Just me and my iPad… or Ode to All the Apple Products
Thank you Steve Jobs.
It starts out simply, this insidious indoctrination into the Apple lifestyle.
First you get an iPod. Mine was the iPod mini eons ago before they dreamed up color or images. It was fabulous and wonderful and all things new and noteworthy at the time.
Several generations later, I was using my kids’ old versions as they kept moving on to the latest model with color then touch. I was perfectly happy to get the hand-me-downs. It’s no different than finishing the food off their plate rather than order a meal for myself. Parents, you know what I’m talkin’ about.
But here’s where they really got their hooks into me…those bastards…with their integrated product suite and clever marketing. I see it all so clearly now, looking back.
It was the iPhone that drew me in like a moth to the flame. People I admired told me there was nothing else like it on the face of the earth. Even putting up with AT&T’s crappy service was worth it to get your hands on one of these extraordinary devices. I couldn’t wait for my current service contract to run dry so I could pick me up one them iPhone 3GSes and be one of the cool kids.
No more flipping open my Razr (which was green and really cool looking) but couldn’t text for shit without a qwerty keyboard. No more asking my kids to text for me because I didn’t have the patience to run through the letters. And most importantly, no more being left out of the early adopters club. A club I officially joined when GM came out with the Saturn.
So what does Apple do? Are they satisfied that my home holds no less than 10 different iPods covering 6 versions of the product and not one but two iPhones?
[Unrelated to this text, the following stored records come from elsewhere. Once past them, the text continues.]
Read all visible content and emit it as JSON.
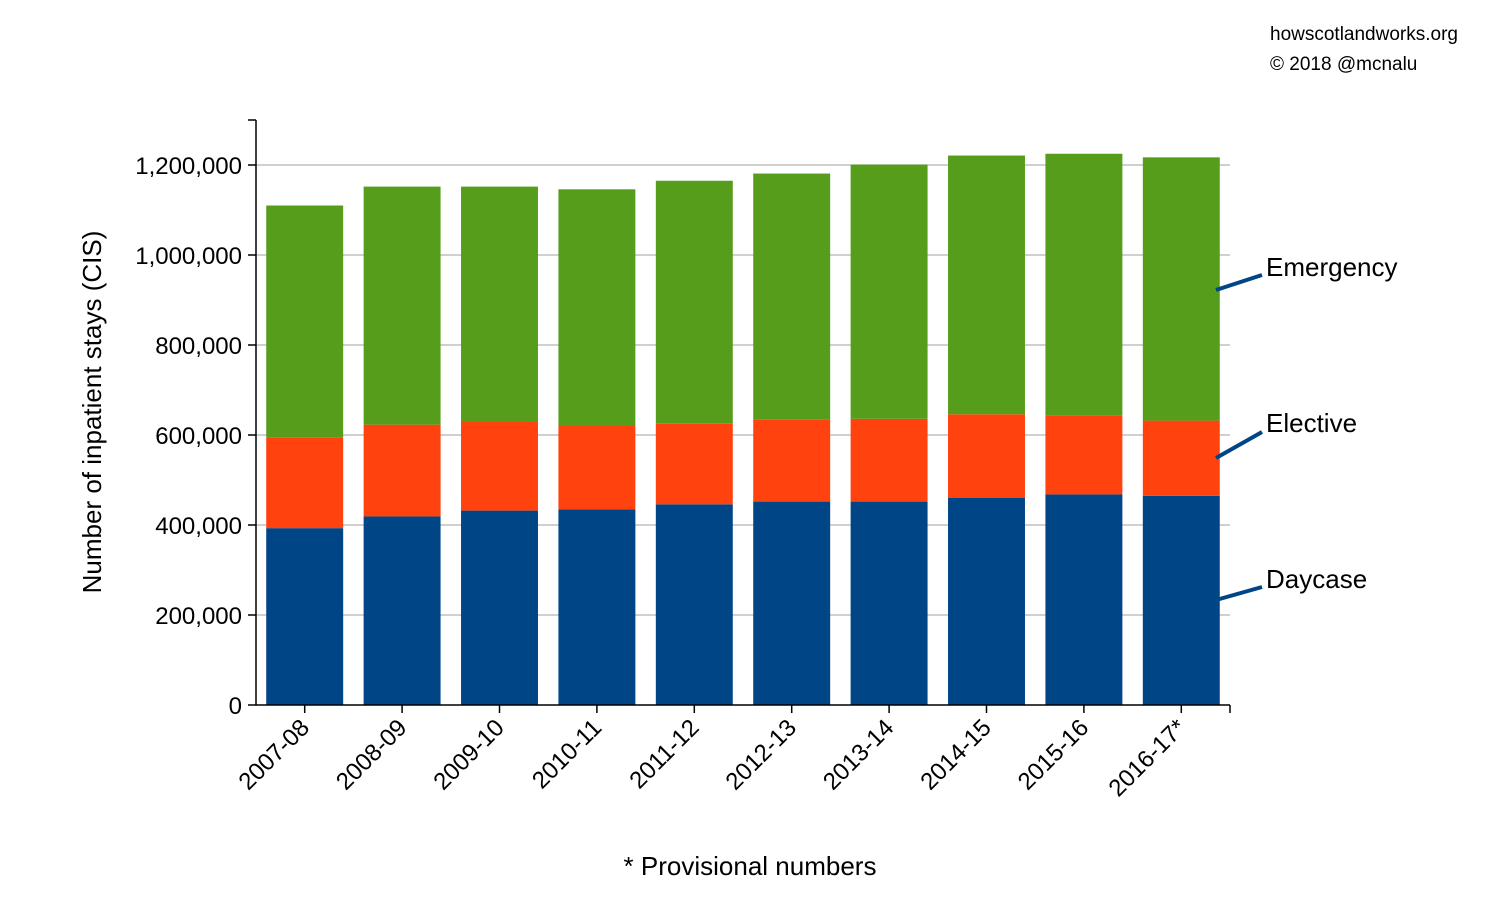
{
  "credits": {
    "site": "howscotlandworks.org",
    "copyright": "© 2018  @mcnalu"
  },
  "footnote": "* Provisional numbers",
  "chart_data": {
    "type": "bar",
    "stacked": true,
    "title": "",
    "xlabel": "",
    "ylabel": "Number of inpatient stays (CIS)",
    "ylim": [
      0,
      1300000
    ],
    "yticks": [
      0,
      200000,
      400000,
      600000,
      800000,
      1000000,
      1200000
    ],
    "ytick_labels": [
      "0",
      "200,000",
      "400,000",
      "600,000",
      "800,000",
      "1,000,000",
      "1,200,000"
    ],
    "grid": true,
    "legend": "direct labels right of plot",
    "categories": [
      "2007-08",
      "2008-09",
      "2009-10",
      "2010-11",
      "2011-12",
      "2012-13",
      "2013-14",
      "2014-15",
      "2015-16",
      "2016-17*"
    ],
    "series": [
      {
        "name": "Daycase",
        "color": "#004586",
        "values": [
          393000,
          419000,
          432000,
          435000,
          446000,
          452000,
          452000,
          460000,
          468000,
          465000
        ]
      },
      {
        "name": "Elective",
        "color": "#ff420e",
        "values": [
          202000,
          204000,
          199000,
          185000,
          179000,
          182000,
          184000,
          186000,
          175000,
          167000
        ]
      },
      {
        "name": "Emergency",
        "color": "#579d1c",
        "values": [
          515000,
          529000,
          521000,
          526000,
          540000,
          547000,
          565000,
          575000,
          582000,
          585000
        ]
      }
    ]
  }
}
They roll out the next genius product, what will become my iPad
My husband, bless his heart, bought me the iPad for Valentine’s Day only to have the iPad 2 come out 23 days later. Up until that moment, my favorite gift of all time from the hubby was my Kindle, which coincidentally now lies dormant and unloved in the drawer of my night table. Another victim of my iPad.
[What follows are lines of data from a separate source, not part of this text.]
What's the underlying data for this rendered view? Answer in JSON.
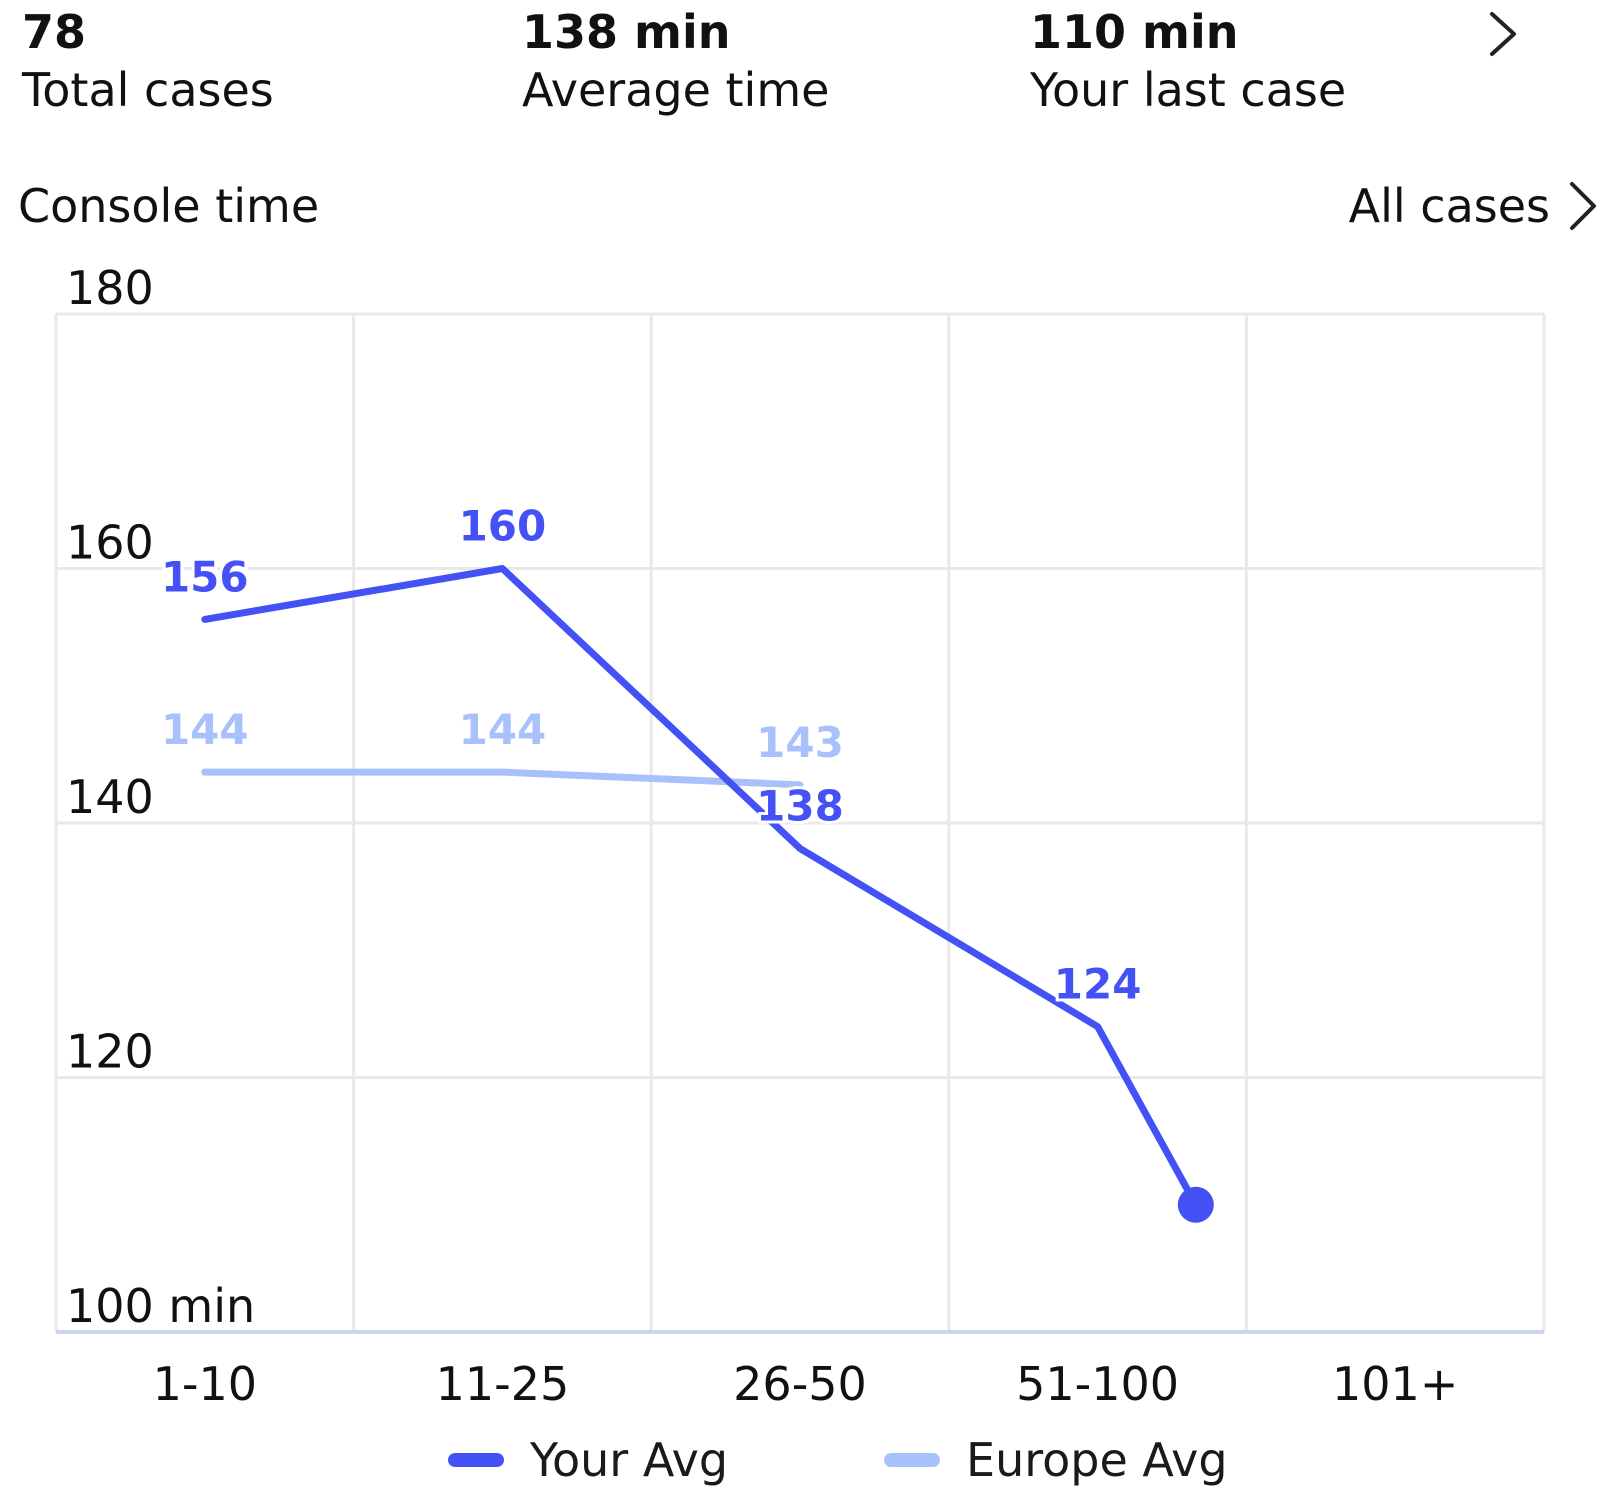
{
  "summary": {
    "stats": [
      {
        "value": "78",
        "label": "Total cases"
      },
      {
        "value": "138 min",
        "label": "Average time"
      },
      {
        "value": "110 min",
        "label": "Your last case"
      }
    ]
  },
  "section": {
    "title": "Console time",
    "link_label": "All cases"
  },
  "colors": {
    "your_avg": "#4452f5",
    "europe_avg": "#a9c1fb",
    "grid": "#e9e9e9",
    "axis": "#c9d6f1"
  },
  "chart_data": {
    "type": "line",
    "categories": [
      "1-10",
      "11-25",
      "26-50",
      "51-100",
      "101+"
    ],
    "y_ticks": [
      "180",
      "160",
      "140",
      "120",
      "100 min"
    ],
    "ylim": [
      100,
      180
    ],
    "grid": true,
    "legend_position": "bottom",
    "series": [
      {
        "name": "Your Avg",
        "points": [
          {
            "x": 0,
            "y": 156,
            "label": "156"
          },
          {
            "x": 1,
            "y": 160,
            "label": "160"
          },
          {
            "x": 2,
            "y": 138,
            "label": "138"
          },
          {
            "x": 3,
            "y": 124,
            "label": "124"
          },
          {
            "x": 3.33,
            "y": 110,
            "label": null,
            "marker": true
          }
        ]
      },
      {
        "name": "Europe Avg",
        "points": [
          {
            "x": 0,
            "y": 144,
            "label": "144"
          },
          {
            "x": 1,
            "y": 144,
            "label": "144"
          },
          {
            "x": 2,
            "y": 143,
            "label": "143"
          }
        ]
      }
    ]
  }
}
When I couldn’t take it any longer…that June…I purchased my iPad 2 and an additional one for my parents so we could Face Time. The hubby got the hand-me-down.
Now, my iPad and I are inseparable
from the moment I awake to the moment I fall asleep with my precious still clutched in my hands. (Actually I set it on the night stand, but you get my point, right?) It contains my favorite apps, my schedule, calendar, games, live television, video of the kids and pets, electronic magazines and yes all my Kindle books. I don’t even remember how to hold a real live book any more. My entire life is accessible through it’s portals and it has become my favorite addiction. But who cares, because I’m with the in crowd. The coolsters who live online as much as offline and are enjoying their Apple life too.
So thank you Apple for your oh so clever products. Because of you iEat, iWork, iSocialize, iPlay and iRead my iPad.